Halk yine Erdoğan’ı seçerse sorumlusu devrimci demokratik güçlerdir

21 yıldır Erdoğan iktidarda. O ülkenin tüm gelir ve kaynaklarını, halktan toplanan vergileri binaya, betona, inşaata gömdü. Ailesini, çevresini, 5’li müteahhit çetesini ihya etti, onları ve kendisini dünyanın en zenginlerinden biri yaptı. Bu 21 yıl içinde ülkeyi yağma ve talan etti. Halkı soydu, sömürdü, açlığa mahkûm etti. Rant, yağma, sömürü, vurgun onun mayasında, ruhunda varmış. Para, iktidar onun için her şeydir. İnsan ölmüş, ülke gerilemiş, halk fakirleşmiş onun umurunda değildir. Onun için önemli olan insanın sömürülmesi, ülkenin yağmasıdır. Gerisi teferruattır. Erdoğan ve AKP’deki bu gelişmeyi, dönüşümü 2002’de iktidar olmadan evvel mütedeyyin çevrelerin yaşadıklarını hatırlatan Vakit yazarı Dilipak şöyle özetliyor. “O günlerin çilesini çekenlerle, sefasını sürenler ya da iktidar olurken verdikleri sözü unutup, karşı çıktıklarına benzeyenlerin sayısı aramızda o kadar çok ki! Onlar ötekilerden daha şerir (kötü) olabiliyorlar bazen! Yani boynuz kulağı geçiyor bu gibi durumlarda.” Doğru söze ne denebilir ki? Ama onlar daha iktidara gelmeden de daha “şerir (kötü)” idiler ve tek hedefleri “sefa sürmek” için ülkeyi yağma etmek ve halkı soymaktı. Yalan (takiyye), dolan, kindarlık, toplumu bölmek, itaat ve biata mahkûm etmek onların içinde varmış. Şimdi çıkarıyorlar.
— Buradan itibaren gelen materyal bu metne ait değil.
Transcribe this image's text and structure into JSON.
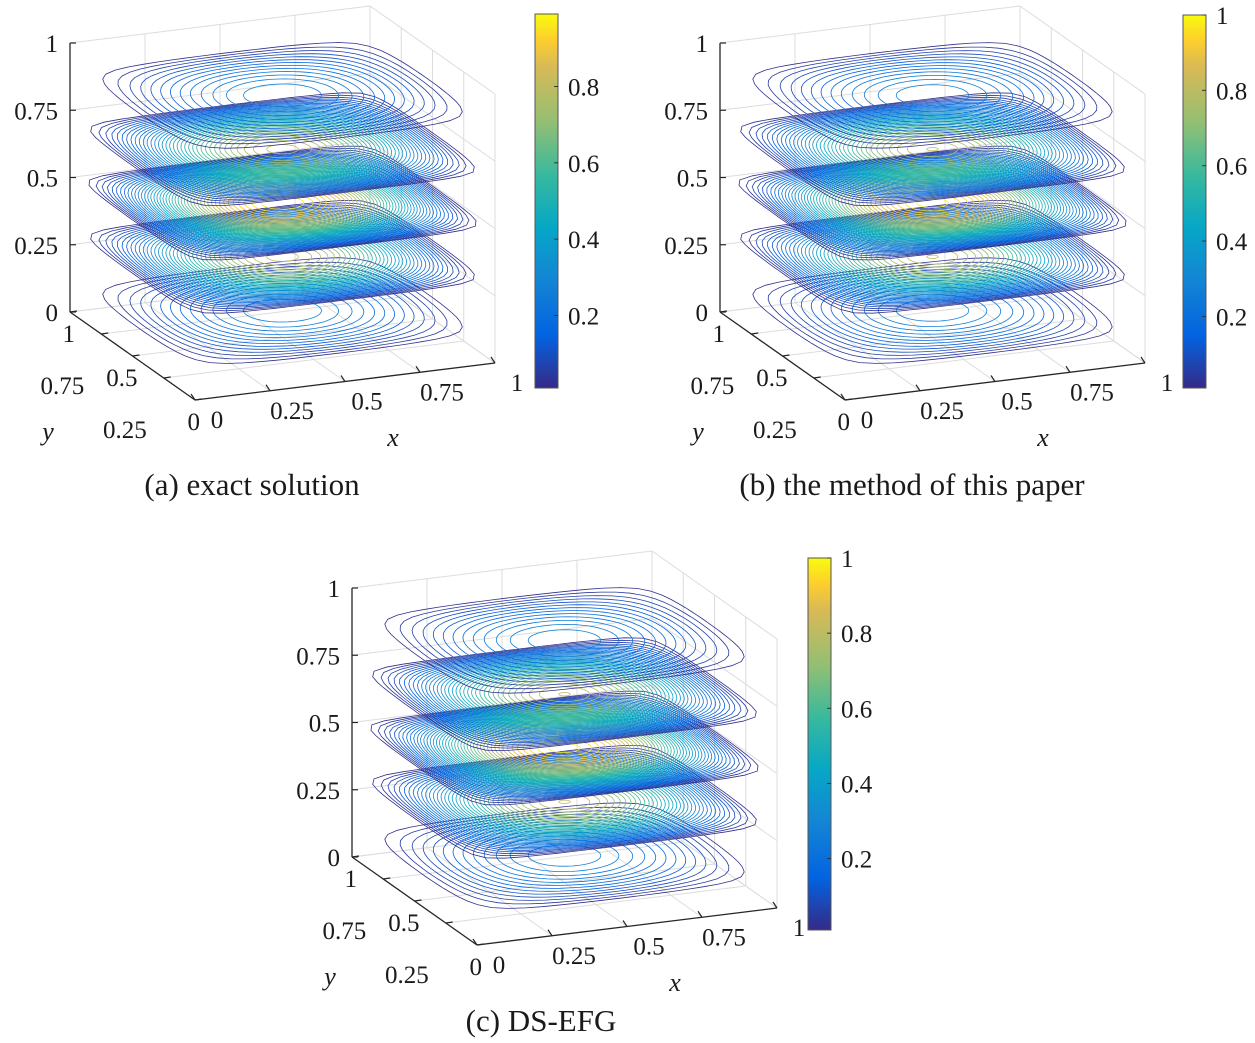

Erdoğan’ın gitmesi veya halkın onu 14 Mayıs’ta sandıkta göndermesi için tüm nesnel koşullar mevcuttur. Deprem bu koşulları bir kat daha olgunlaştırdı. Ama sübjektif koşullar daha tam mevcut değildir. Halkın bilinç seviyesini yükseltecek, devrimci mücadeleci ruhunu geliştirecek, kendi dava ve sorunlarına sahip çıkmasını sağlayacak yeterli bir örgütlülük yoktur. Soma’da halkın 60’ı kendisine tekme tokat atanlara, Erdoğan’a oyunu verdi. Şimdi de yine deprem bölgesinde resmi 50 bin, resmi olmayan 100 binden fazla canın kaybomasından, evinin, şehrinin başına yıkılmasından sorumlu olan Erdoğan’a oy verirse şaşmamak, halkı suçlamamak gerek. Diyarbakır ve Hatay dışındaki deprem bölgesinde etkili olan Menzil tarikatının etkisinin kırılması için devrimci demokrat güçlerin kendilerini sorgulaması gerek. 14 Mayıs’a az zaman kaldı. Şimdi işçi ve emekçilerin, köylü ve esnafın, gençlerin ve kadınların seçim meydanlarına, sokaklara çıkmalarını, Erdoğan’a karşı güçlü bir hareket yaratmalarını sağlamak gerekmektedir. Erdoğan meydan ve sokaklardaki mücadelelerle gidecektir. Sandık yalnız bu mücadelenin bir sonucu olacaktır, devrimci güçlerin çalışmasına bağlıdır.